I used to suffer from severe depression, and sometimes, honestly, still do, though for the most part, I have found a deep, abiding peace and joy I couldn’t have imagined existed years ago. In my early twenties, I had a moment when I lost all hope. I was lying in a bathtub, holding a razor blade to my wrist, ready to end my life. In lieu of cutting, I screamed, “God, help me!” Instantly, the phone rang. It was my mother. She said, “What’s wrong? God just told me to call you.” I can look at Robin Williams, and other people closer to me who have made the decision to end their lives and say, with great compassion, and no small amount of gratitude, “There but for the grace of God go I.” I often wonder what would have happened to me, to my children, to my family, to my friends had I not screamed those desperate words, had I decided to make a few swift slices with a razor blade instead. Sometimes, the difference between death and life is only a few seconds.
But for whatever reason–maybe because I still had a shred of hope left in me–I didn’t move the razor blade. I moved my lips instead. And something heard me. Either that, or I was involved in one of the luckiest coincidences of all time, as was my mother, who imagined she heard God telling her something was wrong with her daughter at exactly the moment her daughter was screaming for God’s intervention.

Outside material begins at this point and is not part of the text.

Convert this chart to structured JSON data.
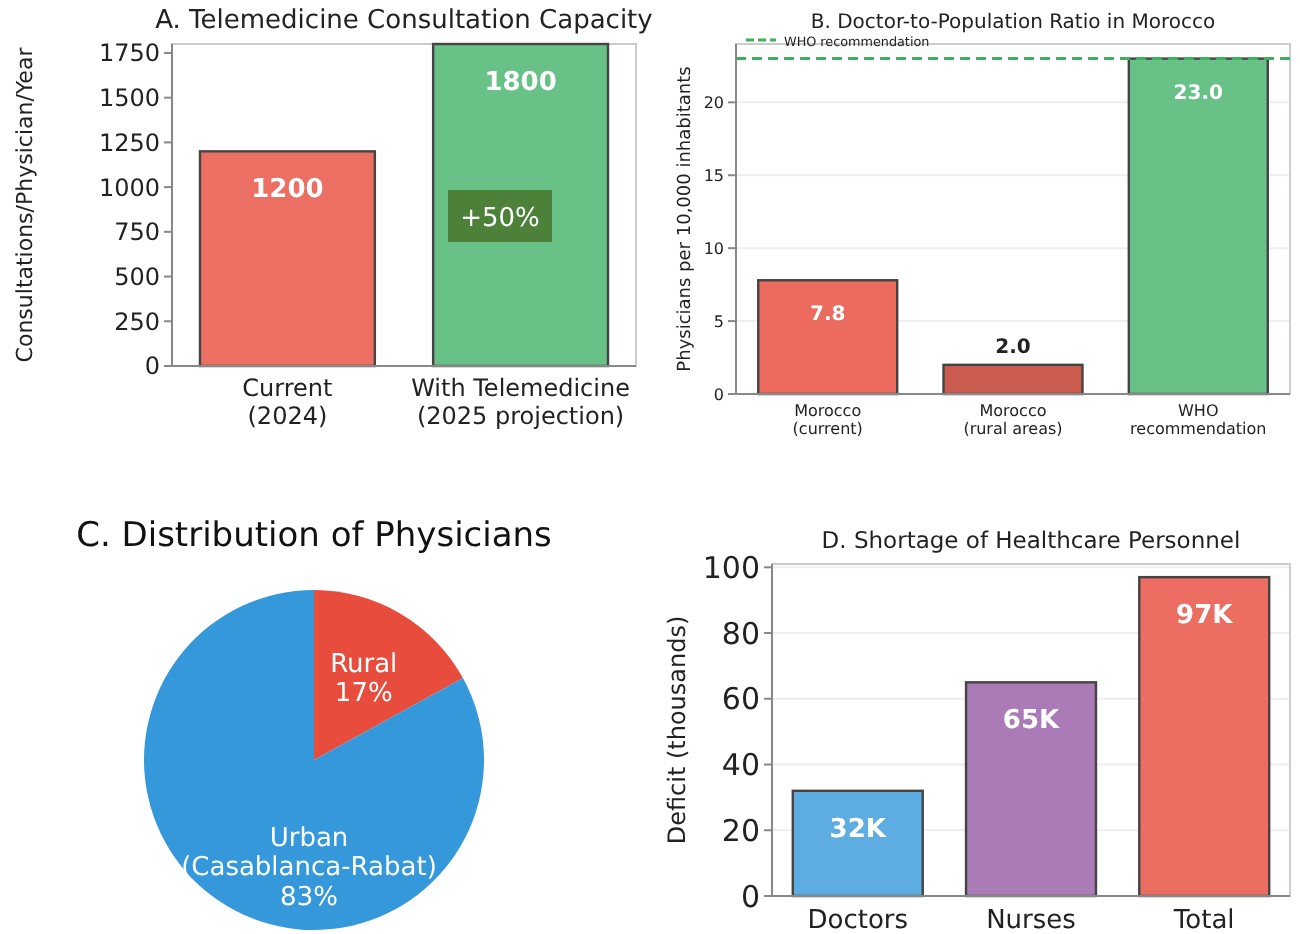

This is not the only moment in my life when I have reached out and found an invisible and infinitely loving hand holding mine. I don’t have the mental capacity to understand or define exactly what is out there, but I know that it is beautiful, and that it heard me when I screamed, and that I am alive now because it did. And I know that even if I had cut instead of screaming, it still would have loved me, that I would have been taken into arms that understood my pain more perfectly than I ever could.
And I know in my soul, the way I knew the great loves of my life when I first saw their faces, the way I knew that my father was going to die, the way I knew I would be a writer someday, that we all are loved by something too vast and exquisite for words. That part of me that knows things it shouldn’t know is convinced we are not alone. It’s OK to hurt. It’s OK to despair. It’s OK precisely because we are not alone, because we are being upheld, even in our weakest, most broken moments, by a vast and unfathomable, but perfect, love. This was not the defining moment for Robin Williams, because whether you believe in one life, many lives, or eternal life, one moment of despair cannot define the infinite and intricate topography of a human soul.
Fly in peace, Robin Williams. I did not know you, but I feel like I did, and so do millions of others. That alone is a testimony to the beauty of your soul, regardless of what you were driven to do in a moment of darkness when none of us who considered you a friend could be there to hold your hand. I have no doubt you have more answers than I ever could now, and that you understand to a degree which I cannot just how boundless love really is. Thank you for brightening this sometimes dark world with your lovely light. Maybe it is just my admittedly vivid artist’s imagination, but I can almost hear you now, screaming, “I’m free!” genie-style. Set that horizon on fire like it’s Independence Day.Because in my truest heart, I know for you, it is.